Poi, forse per giustificare – non ne sono sicuro però – la scelta un pochino azzardata di costruire un’opera lirica raffaellesca nella culla di Donizetti, ha osato una tesi-sfida musicologica e persino teologica : “Nell’opera (Raffa in the Sky, ndr.) c’è un doppio pianeta, terra e Arcadia, proprio come a Bergamo c’è un dualismo tra dovere e piacere, tra anima e corpo“.

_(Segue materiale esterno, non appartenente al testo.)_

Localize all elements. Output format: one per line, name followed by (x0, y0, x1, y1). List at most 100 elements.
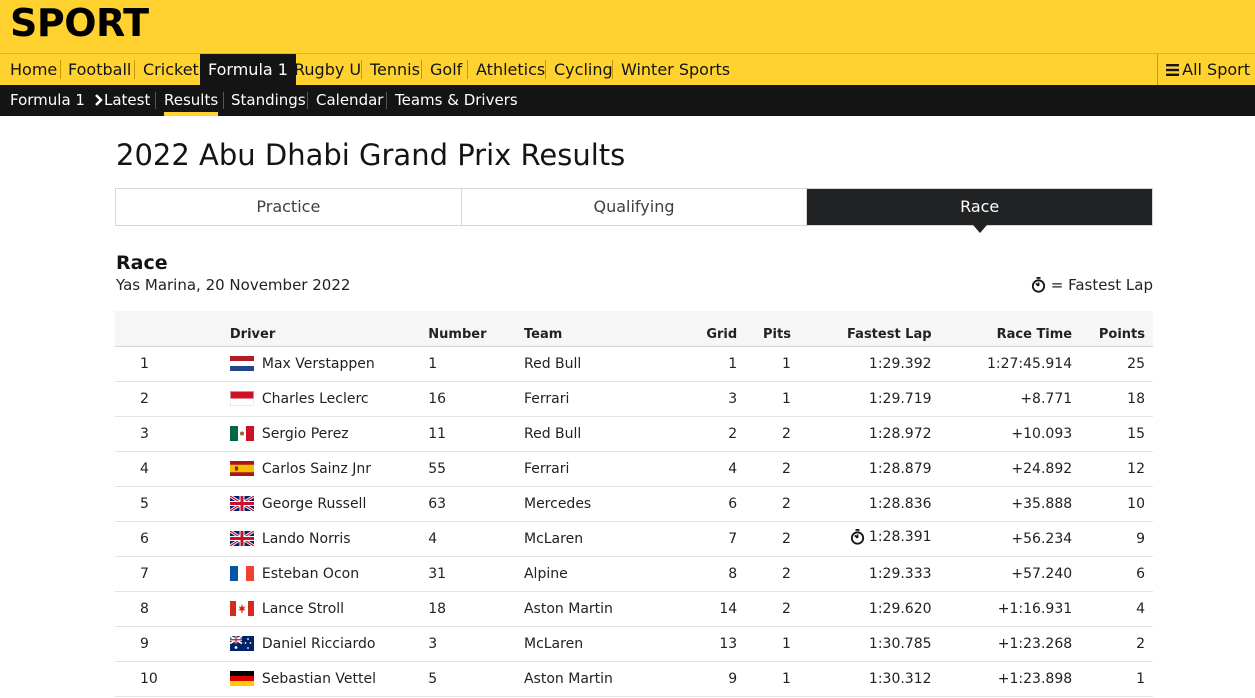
pit-stops: 2 (782, 600, 791, 617)
driver-cell: Sebastian Vettel (173, 661, 428, 696)
primary-nav: Home Football Cricket Formula 1 Rugby U … (0, 53, 1255, 85)
nav-cycling[interactable]: Cycling (554, 54, 613, 85)
header-points: Points (1098, 326, 1145, 342)
fastest-lap-legend: = Fastest Lap (1031, 276, 1153, 294)
nav-golf[interactable]: Golf (430, 54, 462, 85)
fastest-lap-time: 1:29.719 (868, 390, 932, 407)
race-time: +1:23.268 (997, 635, 1073, 652)
team-name: Ferrari (523, 390, 570, 407)
all-sport-menu[interactable]: All Sport (1157, 54, 1250, 85)
stopwatch-icon (1031, 277, 1045, 293)
fastest-lap-time: 1:30.312 (868, 670, 932, 687)
driver-name[interactable]: Daniel Ricciardo (262, 636, 376, 652)
points: 6 (1136, 565, 1145, 582)
fastest-lap-time: 1:28.972 (868, 425, 932, 442)
subnav-teams-drivers[interactable]: Teams & Drivers (395, 85, 518, 116)
table-row: 7 Esteban Ocon 31 Alpine 8 2 1:29.333 +57.240 6 (115, 556, 1153, 591)
driver-cell: Max Verstappen (173, 346, 428, 381)
race-time: +35.888 (1011, 495, 1073, 512)
nav-rugby-union[interactable]: Rugby U (294, 54, 361, 85)
grid-position: 4 (728, 460, 738, 477)
tab-race[interactable]: Race (807, 189, 1153, 233)
position: 8 (140, 600, 149, 617)
fastest-lap-cell: 1:29.392 (791, 346, 932, 381)
secondary-nav: Formula 1 Latest Results Standings Calen… (0, 85, 1255, 116)
flag-icon (229, 566, 254, 581)
nav-tennis[interactable]: Tennis (370, 54, 420, 85)
driver-name[interactable]: Carlos Sainz Jnr (262, 461, 371, 477)
race-time: +8.771 (1020, 390, 1073, 407)
driver-cell: Esteban Ocon (173, 556, 428, 591)
subnav-latest[interactable]: Latest (104, 85, 150, 116)
fastest-lap-cell: 1:29.333 (791, 556, 932, 591)
fastest-lap-cell: 1:30.312 (791, 661, 932, 696)
pit-stops: 2 (782, 495, 791, 512)
team-name: Ferrari (523, 460, 570, 477)
position: 9 (140, 635, 149, 652)
car-number: 4 (428, 530, 438, 547)
driver-name[interactable]: Esteban Ocon (262, 566, 359, 582)
table-row: 10 Sebastian Vettel 5 Aston Martin 9 1 1:30.31… (115, 661, 1153, 696)
driver-cell: Daniel Ricciardo (173, 626, 428, 661)
driver-name[interactable]: Sergio Perez (262, 426, 349, 442)
breadcrumb-formula-1[interactable]: Formula 1 (10, 85, 104, 116)
table-row: 9 Daniel Ricciardo 3 McLaren 13 1 1:30.785 +1:2… (115, 626, 1153, 661)
driver-cell: Lando Norris (173, 521, 428, 556)
tab-qualifying[interactable]: Qualifying (462, 189, 808, 225)
fastest-lap-time: 1:29.333 (868, 565, 932, 582)
nav-winter-sports[interactable]: Winter Sports (621, 54, 730, 85)
points: 2 (1136, 635, 1145, 652)
table-row: 4 Carlos Sainz Jnr 55 Ferrari 4 2 1:28.879 +24.… (115, 451, 1153, 486)
nav-football[interactable]: Football (68, 54, 131, 85)
nav-athletics[interactable]: Athletics (476, 54, 545, 85)
subnav-calendar[interactable]: Calendar (316, 85, 383, 116)
sport-logo[interactable]: SPORT (10, 1, 149, 45)
car-number: 3 (428, 635, 438, 652)
subnav-standings[interactable]: Standings (231, 85, 306, 116)
grid-position: 2 (728, 425, 738, 442)
fastest-lap-cell: 1:28.391 (791, 521, 932, 556)
page-title: 2022 Abu Dhabi Grand Prix Results (116, 138, 626, 172)
driver-name[interactable]: Max Verstappen (262, 356, 375, 372)
fastest-lap-time: 1:28.879 (868, 460, 932, 477)
flag-icon (229, 496, 254, 511)
points: 15 (1127, 425, 1145, 442)
driver-name[interactable]: Sebastian Vettel (262, 671, 376, 687)
car-number: 31 (428, 565, 447, 582)
nav-cricket[interactable]: Cricket (143, 54, 199, 85)
team-name: Mercedes (523, 495, 592, 512)
header-team: Team (523, 326, 563, 342)
driver-name[interactable]: George Russell (262, 496, 366, 512)
driver-name[interactable]: Lando Norris (262, 531, 351, 547)
race-time: +24.892 (1011, 460, 1073, 477)
session-tabs: Practice Qualifying Race (115, 188, 1153, 233)
grid-position: 6 (728, 495, 738, 512)
table-row: 6 Lando Norris 4 McLaren 7 2 1:28.391 +56.234 9 (115, 521, 1153, 556)
position: 3 (140, 425, 149, 442)
nav-home[interactable]: Home (10, 54, 57, 85)
header-position (115, 311, 173, 346)
grid-position: 8 (728, 565, 738, 582)
subnav-results[interactable]: Results (164, 85, 219, 116)
nav-formula-1[interactable]: Formula 1 (200, 54, 296, 85)
driver-cell: George Russell (173, 486, 428, 521)
flag-icon (229, 426, 254, 441)
driver-name[interactable]: Charles Leclerc (262, 391, 369, 407)
header-grid: Grid (706, 326, 738, 342)
driver-cell: Lance Stroll (173, 591, 428, 626)
team-name: McLaren (523, 635, 584, 652)
points: 9 (1136, 530, 1145, 547)
table-row: 1 Max Verstappen 1 Red Bull 1 1 1:29.392 1:27:4… (115, 346, 1153, 381)
race-time: +1:23.898 (997, 670, 1073, 687)
team-name: Aston Martin (523, 600, 613, 617)
pit-stops: 2 (782, 565, 791, 582)
flag-icon (229, 356, 254, 371)
section-title: Race (116, 252, 168, 274)
fastest-lap-cell: 1:28.972 (791, 416, 932, 451)
fastest-lap-cell: 1:30.785 (791, 626, 932, 661)
grid-position: 1 (728, 355, 738, 372)
driver-cell: Charles Leclerc (173, 381, 428, 416)
tab-practice[interactable]: Practice (116, 189, 462, 225)
driver-name[interactable]: Lance Stroll (262, 601, 344, 617)
points: 4 (1136, 600, 1145, 617)
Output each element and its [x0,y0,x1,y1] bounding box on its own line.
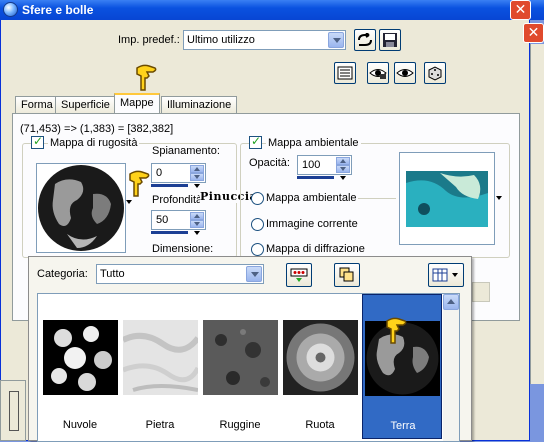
list-item-label: Nuvole [62,419,98,431]
depth-label: Profondità: [152,194,206,206]
pointing-hand-icon [133,62,159,95]
size-label: Dimensione: [152,243,214,255]
smoothing-label: Spianamento: [152,145,220,157]
window-title: Sfere e bolle [22,3,94,17]
side-strip [530,44,544,384]
ruler-icon [0,380,26,441]
reset-icon[interactable] [334,62,356,84]
category-value: Tutto [100,268,125,280]
bump-map-checkbox[interactable] [31,134,44,149]
chevron-down-icon[interactable] [328,32,344,48]
list-item-nuvole[interactable]: Nuvole [40,294,120,439]
tab-illuminazione[interactable]: Illuminazione [161,96,238,114]
spin-up-icon[interactable] [190,165,204,173]
bump-map-preview[interactable] [36,163,126,253]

Ma la corbelleria più esilarante è stata l’affermazione convinta: “Tra Carrà e Donizetti non trovo una differenza, ma similitudini. Tra le eroine di Gaetano (è l’unico, il brembano Micheli, a chiamare solo per nome, sempre, il sommo compositore, ormai considerato di famiglia dopo nove anni come responsabile del Festival Donizetti), soffocate e sacrificate dal potere e dalla violenza della sua epoca e le emancipazioni del caschetto biondo c’è un nesso di continuità“.
Una tesi come questa non solo non sarebbe ammessa per qualsiasi laurea o concorso di regia, ma sarebbe bocciata anche a un esame di terza media.
Come se tutto ciò non bastasse al deliquio del pubblico, si è unita un’altra autorevole voce ad avvalorare corbellerie su corbellerie: il critico musicale nonché librettista Alberto Mattioli. Ecco il suo un po’ patetico, che voleva esser poetico, dixit: “Dal pianeta di spiriti eletti, dai campi elisi della bellezza dove regna il re Apollo, si decide di mandare sulla terra una donna, la signorina Belloni. Fino ad allora erano stati inviati uomini con pochi risultati“.
E ora mettiamoci sopra una pietra. Tombale. Invitiamo chi crede nel sano divertimento e nella cultura seria a non assistere allo spettacolo Raffa in the Sky. Bergamo (anche senza il titolo pro tempore di capitale) non meritava, non merita, un simile torto mascherato da opera lirica.